Comment arrives-tu à concilier la musique et ta profession ?
Ce sont mes temps de repos que je sacrifie pour faire de la musique. Nous avons une autorisation de pouvoir nous adresser à la presse pour faire de la musique et médiatiser nos œuvres. Sinon il y a eu beaucoup de prestations que je n’ai pas pu faire parce qu’on avait besoin de moi au travail. C’est pourquoi on demande aux gens de prévenir à l’avance pour que j’essaie de voir mon programme pour cette période. Et je ne suis pas souvent disponible, beaucoup de promoteurs préfèrent ne pas m’appeler parce qu’ils trouvent que c’est compliqué. Même pour les plateaux télé, il faut coordonner plusieurs fois avant de trouver le bon timing.
Combien de trophées détiens-tu ?
C’est mon plus grand trophée, celui de 2009. Le second, je l’ai manqué car j’ai été juste nominé au Kundé comme meilleur featuring avec Barack la voix d’or.

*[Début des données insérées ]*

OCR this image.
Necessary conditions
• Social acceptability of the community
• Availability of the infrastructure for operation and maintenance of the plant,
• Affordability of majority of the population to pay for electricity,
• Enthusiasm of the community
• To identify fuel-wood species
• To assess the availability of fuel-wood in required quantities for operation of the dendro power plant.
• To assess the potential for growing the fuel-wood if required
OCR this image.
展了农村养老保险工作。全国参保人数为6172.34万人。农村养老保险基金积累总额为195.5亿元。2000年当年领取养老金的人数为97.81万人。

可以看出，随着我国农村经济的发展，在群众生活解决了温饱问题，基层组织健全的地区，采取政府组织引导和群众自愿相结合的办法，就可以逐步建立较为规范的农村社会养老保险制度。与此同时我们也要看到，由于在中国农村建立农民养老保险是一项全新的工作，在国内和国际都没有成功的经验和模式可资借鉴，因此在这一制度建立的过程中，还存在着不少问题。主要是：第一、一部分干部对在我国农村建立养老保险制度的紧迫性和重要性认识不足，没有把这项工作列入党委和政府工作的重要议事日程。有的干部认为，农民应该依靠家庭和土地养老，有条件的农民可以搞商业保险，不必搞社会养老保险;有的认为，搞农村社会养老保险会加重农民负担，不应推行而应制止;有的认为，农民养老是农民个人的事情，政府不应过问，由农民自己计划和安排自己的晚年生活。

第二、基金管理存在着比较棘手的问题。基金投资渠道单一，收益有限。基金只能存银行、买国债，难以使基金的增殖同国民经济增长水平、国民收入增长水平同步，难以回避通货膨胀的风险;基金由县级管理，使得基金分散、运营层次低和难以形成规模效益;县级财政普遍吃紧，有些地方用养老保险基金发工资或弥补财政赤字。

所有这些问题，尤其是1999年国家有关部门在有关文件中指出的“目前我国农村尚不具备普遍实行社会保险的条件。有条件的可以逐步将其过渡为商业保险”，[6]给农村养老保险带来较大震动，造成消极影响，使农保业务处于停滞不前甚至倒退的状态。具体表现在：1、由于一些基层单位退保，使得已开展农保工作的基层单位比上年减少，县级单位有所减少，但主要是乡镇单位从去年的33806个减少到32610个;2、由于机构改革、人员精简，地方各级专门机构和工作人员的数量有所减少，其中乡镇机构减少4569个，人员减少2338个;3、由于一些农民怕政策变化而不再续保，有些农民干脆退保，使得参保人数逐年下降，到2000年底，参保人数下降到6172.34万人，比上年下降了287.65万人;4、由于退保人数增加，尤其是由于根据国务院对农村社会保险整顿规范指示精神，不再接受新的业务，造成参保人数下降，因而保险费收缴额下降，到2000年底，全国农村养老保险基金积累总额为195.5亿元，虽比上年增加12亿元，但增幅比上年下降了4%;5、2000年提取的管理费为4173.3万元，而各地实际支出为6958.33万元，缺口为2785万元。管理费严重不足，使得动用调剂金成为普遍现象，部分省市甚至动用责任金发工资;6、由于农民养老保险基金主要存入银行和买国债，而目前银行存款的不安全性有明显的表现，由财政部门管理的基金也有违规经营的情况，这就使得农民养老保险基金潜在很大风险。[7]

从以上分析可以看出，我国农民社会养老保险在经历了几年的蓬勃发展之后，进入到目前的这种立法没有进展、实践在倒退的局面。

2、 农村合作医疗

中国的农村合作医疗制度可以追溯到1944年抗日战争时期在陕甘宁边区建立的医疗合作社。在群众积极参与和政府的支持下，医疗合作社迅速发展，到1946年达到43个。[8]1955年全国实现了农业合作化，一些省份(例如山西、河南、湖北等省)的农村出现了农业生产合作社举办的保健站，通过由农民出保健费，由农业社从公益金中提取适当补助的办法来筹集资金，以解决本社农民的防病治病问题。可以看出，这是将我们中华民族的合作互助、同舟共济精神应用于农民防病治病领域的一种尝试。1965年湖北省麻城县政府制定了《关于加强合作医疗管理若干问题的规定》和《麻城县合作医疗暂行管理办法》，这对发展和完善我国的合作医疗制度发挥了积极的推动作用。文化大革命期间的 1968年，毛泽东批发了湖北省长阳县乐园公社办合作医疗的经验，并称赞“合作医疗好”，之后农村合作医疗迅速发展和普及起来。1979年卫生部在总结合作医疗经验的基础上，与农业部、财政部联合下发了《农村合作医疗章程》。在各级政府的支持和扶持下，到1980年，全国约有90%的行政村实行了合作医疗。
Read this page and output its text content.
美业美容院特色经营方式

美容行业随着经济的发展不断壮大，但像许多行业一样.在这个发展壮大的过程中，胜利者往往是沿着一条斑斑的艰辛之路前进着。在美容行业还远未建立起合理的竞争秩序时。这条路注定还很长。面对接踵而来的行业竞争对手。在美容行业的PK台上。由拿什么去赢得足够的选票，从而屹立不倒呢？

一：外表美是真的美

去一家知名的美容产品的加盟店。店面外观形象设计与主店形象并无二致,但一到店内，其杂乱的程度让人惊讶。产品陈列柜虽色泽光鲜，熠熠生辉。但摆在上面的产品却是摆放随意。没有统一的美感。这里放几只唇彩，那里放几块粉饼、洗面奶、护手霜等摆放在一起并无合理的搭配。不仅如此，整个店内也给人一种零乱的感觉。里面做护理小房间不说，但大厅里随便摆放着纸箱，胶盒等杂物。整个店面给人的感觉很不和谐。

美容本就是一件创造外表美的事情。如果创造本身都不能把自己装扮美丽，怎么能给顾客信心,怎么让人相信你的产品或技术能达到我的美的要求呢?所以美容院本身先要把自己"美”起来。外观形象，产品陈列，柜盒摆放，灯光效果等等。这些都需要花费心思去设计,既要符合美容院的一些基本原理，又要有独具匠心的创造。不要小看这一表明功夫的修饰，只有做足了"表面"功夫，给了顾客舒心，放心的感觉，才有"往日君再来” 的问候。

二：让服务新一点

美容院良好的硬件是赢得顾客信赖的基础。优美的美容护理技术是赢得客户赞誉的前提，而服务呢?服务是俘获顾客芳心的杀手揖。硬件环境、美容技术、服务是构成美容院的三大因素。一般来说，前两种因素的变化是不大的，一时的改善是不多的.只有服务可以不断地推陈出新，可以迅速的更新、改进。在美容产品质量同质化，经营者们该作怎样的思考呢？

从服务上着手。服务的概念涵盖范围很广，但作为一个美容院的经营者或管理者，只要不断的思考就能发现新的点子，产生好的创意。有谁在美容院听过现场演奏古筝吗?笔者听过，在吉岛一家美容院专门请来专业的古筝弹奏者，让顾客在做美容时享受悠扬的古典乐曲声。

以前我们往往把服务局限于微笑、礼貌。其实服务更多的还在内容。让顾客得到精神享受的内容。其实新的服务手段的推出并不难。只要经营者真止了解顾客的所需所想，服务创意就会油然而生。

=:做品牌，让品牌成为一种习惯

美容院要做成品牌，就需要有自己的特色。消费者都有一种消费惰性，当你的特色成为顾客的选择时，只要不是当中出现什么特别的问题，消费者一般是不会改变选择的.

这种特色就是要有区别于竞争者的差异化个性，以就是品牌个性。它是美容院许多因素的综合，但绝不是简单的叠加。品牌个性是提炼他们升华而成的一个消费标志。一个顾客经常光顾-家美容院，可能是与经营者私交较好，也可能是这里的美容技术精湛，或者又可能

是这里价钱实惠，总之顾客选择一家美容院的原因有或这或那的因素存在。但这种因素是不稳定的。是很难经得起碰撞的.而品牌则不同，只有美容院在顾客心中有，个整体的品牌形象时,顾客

Où te situes-tu dans ta carrière ?
Je dirais au milieu. Parce que je n’ai pas encore atteint mon objectif. C’est vrai qu’aujourd’hui si on dit Saga Den dans le milieu culturel, la plupart me connait mais il me manque le ‘’boom’’ national. Je veux que lorsqu’on dit Saga Den, on ne demande plus c’est qui ou qu’on ne soit pas obligé d’écouter la chanson pour me reconnaître. On travaille, on fait de notre mieux mais ce n’est pas facile.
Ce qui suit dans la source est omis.